Is video the future of digital advertising? I would say that it has to be. For years, critics blasted television content. It was considered "a vast wasteland." Yet viewing levels continued to inch up year after year. David Moore, CEO of 24/7 Real Media put it well last year when describing streaming video--"No other advertising vehicle combines the sight, sound and motion of television ads with the interactivity, targeting, and measurability of the Internet."

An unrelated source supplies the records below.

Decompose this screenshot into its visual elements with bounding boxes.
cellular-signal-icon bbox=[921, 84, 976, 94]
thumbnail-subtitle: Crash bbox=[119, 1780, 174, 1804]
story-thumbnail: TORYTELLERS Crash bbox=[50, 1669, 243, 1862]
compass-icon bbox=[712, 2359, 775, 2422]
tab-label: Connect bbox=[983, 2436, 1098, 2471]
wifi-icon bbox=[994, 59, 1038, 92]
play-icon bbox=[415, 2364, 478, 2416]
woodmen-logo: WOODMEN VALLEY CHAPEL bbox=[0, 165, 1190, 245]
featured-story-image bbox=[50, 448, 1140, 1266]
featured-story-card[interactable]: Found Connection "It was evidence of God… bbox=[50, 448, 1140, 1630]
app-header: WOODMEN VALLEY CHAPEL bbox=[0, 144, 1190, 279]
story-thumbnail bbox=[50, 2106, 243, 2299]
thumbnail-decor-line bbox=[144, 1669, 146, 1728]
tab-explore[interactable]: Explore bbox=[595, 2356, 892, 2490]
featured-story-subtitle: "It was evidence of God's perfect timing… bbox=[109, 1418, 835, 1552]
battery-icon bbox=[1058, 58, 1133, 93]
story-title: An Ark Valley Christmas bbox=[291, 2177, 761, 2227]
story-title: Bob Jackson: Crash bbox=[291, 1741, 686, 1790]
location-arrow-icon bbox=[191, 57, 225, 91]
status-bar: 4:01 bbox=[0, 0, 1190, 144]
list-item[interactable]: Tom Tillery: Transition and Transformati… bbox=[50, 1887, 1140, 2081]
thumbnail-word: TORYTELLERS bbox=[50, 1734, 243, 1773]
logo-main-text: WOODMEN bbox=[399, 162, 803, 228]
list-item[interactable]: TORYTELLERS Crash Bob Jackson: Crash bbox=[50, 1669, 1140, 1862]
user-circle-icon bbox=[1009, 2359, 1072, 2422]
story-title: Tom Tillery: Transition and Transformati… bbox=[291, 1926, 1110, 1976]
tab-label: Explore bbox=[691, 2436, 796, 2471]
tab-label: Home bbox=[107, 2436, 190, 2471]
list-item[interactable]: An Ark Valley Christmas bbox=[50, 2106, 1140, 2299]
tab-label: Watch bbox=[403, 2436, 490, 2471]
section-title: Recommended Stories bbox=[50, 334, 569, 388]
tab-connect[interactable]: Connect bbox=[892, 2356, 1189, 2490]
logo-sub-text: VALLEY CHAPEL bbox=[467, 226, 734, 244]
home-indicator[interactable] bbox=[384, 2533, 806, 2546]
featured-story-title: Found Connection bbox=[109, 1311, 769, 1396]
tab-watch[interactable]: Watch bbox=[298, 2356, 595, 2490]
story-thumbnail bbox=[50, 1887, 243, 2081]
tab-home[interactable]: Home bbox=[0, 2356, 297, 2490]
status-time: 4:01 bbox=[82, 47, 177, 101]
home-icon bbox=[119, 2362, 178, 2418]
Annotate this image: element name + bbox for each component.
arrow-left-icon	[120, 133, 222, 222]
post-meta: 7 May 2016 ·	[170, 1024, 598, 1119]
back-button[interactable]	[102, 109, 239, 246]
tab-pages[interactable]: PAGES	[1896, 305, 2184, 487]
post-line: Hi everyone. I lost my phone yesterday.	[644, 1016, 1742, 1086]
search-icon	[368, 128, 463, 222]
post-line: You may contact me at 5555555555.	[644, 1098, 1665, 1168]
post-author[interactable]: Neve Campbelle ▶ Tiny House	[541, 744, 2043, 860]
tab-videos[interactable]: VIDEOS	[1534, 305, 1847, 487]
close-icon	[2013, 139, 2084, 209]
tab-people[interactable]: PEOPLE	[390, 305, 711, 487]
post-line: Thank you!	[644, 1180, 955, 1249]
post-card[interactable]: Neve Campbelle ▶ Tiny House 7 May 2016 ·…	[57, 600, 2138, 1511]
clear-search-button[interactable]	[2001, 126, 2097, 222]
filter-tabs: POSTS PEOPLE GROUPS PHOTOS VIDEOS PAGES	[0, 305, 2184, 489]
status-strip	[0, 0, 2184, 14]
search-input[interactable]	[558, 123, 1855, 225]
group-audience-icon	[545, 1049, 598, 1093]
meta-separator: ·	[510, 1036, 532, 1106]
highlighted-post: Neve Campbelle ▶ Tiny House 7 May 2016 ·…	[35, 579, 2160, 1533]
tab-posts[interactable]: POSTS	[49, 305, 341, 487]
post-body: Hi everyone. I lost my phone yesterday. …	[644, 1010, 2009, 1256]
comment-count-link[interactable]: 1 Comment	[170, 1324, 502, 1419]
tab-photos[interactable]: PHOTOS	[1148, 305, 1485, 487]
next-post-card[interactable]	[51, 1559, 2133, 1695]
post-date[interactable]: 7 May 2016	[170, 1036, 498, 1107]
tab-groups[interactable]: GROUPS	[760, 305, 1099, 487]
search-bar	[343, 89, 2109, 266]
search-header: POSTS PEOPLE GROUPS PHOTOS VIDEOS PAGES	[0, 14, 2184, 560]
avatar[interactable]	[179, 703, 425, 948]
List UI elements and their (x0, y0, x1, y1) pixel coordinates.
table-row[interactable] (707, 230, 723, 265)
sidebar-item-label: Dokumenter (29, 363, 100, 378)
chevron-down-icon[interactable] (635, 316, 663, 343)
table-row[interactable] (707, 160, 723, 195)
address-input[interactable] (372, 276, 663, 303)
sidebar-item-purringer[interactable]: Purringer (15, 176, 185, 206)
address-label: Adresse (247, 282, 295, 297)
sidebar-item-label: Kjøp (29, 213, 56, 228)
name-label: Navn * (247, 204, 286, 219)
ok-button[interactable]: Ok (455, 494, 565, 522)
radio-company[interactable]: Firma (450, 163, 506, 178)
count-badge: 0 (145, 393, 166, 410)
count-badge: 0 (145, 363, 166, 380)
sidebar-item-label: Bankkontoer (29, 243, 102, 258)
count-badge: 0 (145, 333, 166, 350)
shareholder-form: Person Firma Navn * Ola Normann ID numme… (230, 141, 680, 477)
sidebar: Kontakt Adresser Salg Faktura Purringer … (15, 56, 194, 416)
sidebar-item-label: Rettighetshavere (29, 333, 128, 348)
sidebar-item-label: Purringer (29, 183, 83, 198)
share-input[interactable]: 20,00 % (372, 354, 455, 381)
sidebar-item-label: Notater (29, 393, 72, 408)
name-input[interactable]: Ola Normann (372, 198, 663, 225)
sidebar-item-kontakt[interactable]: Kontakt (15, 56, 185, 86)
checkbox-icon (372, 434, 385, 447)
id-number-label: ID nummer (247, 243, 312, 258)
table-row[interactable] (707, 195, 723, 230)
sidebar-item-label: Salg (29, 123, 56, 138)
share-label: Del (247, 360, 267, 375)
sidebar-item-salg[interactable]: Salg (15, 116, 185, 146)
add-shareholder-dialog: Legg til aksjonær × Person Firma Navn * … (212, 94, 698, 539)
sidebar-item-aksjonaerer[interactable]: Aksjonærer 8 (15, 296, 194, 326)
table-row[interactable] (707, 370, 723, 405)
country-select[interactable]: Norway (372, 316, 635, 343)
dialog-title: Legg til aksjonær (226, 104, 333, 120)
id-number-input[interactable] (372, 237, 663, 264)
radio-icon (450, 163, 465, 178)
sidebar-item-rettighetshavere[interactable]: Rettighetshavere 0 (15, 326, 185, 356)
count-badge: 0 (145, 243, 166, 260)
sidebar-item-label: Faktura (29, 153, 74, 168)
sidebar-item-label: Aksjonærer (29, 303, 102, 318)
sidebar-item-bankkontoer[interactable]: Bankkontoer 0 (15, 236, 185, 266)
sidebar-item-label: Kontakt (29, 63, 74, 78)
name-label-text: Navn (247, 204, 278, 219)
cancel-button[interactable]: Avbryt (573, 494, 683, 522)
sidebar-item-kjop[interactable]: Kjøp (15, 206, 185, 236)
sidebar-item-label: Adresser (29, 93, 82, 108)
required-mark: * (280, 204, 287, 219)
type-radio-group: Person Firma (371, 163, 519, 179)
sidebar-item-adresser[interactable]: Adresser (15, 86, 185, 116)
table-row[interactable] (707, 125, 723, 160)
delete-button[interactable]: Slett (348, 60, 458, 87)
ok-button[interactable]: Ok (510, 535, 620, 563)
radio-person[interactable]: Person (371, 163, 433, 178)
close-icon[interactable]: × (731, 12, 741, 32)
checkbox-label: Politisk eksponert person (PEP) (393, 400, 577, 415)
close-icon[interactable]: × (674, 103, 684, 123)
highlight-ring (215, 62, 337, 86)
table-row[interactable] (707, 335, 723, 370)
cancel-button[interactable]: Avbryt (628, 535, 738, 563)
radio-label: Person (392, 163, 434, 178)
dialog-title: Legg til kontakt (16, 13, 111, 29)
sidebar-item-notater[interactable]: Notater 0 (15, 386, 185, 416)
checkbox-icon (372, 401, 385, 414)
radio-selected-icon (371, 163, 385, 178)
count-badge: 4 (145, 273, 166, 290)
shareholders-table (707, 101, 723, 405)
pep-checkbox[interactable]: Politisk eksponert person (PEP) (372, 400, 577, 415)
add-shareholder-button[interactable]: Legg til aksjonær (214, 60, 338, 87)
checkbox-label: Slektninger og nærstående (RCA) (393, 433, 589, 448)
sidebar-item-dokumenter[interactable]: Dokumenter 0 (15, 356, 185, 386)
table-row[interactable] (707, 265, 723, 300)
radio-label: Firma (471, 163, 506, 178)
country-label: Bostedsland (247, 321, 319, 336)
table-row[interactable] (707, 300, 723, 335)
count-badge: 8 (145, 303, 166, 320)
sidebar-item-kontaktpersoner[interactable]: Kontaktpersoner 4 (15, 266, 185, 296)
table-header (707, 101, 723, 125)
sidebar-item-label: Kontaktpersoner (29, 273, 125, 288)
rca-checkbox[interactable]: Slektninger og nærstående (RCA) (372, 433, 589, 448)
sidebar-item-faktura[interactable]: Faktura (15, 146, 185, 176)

Face it! Americans, particularly younger Americans do not read enough. But they watch video anywhere, including their cell phone. Recent studies have shown that teenagers now go to YouTube in many cases before Wikipedia when they are researching a topic. The thought process is that maybe a video in some form is available on the subject.
Last month, America celebrated the 200th anniversary of the birth of Abraham Lincoln. Libraries highlighted dozens of Lincoln biographies on their shelves. C-Span and the History Channel gave him great coverage and commentators quoted him at length. Well, I dug up a quotation from Honest Abe that could be an exellent fit with today's situation regarding streaming video. Lincoln said "the best thing about the future is that it comes only one day at a time."
So, take a tip from our 16th president. You do not have to plunge into streaming video tomorrow. But, start to get ready. Maybe test several low cost venues later this year and certainly next. Once consumers of all ages get into it, there will be no turning back. Get to know this powerful new media force well before it becomes mainstream.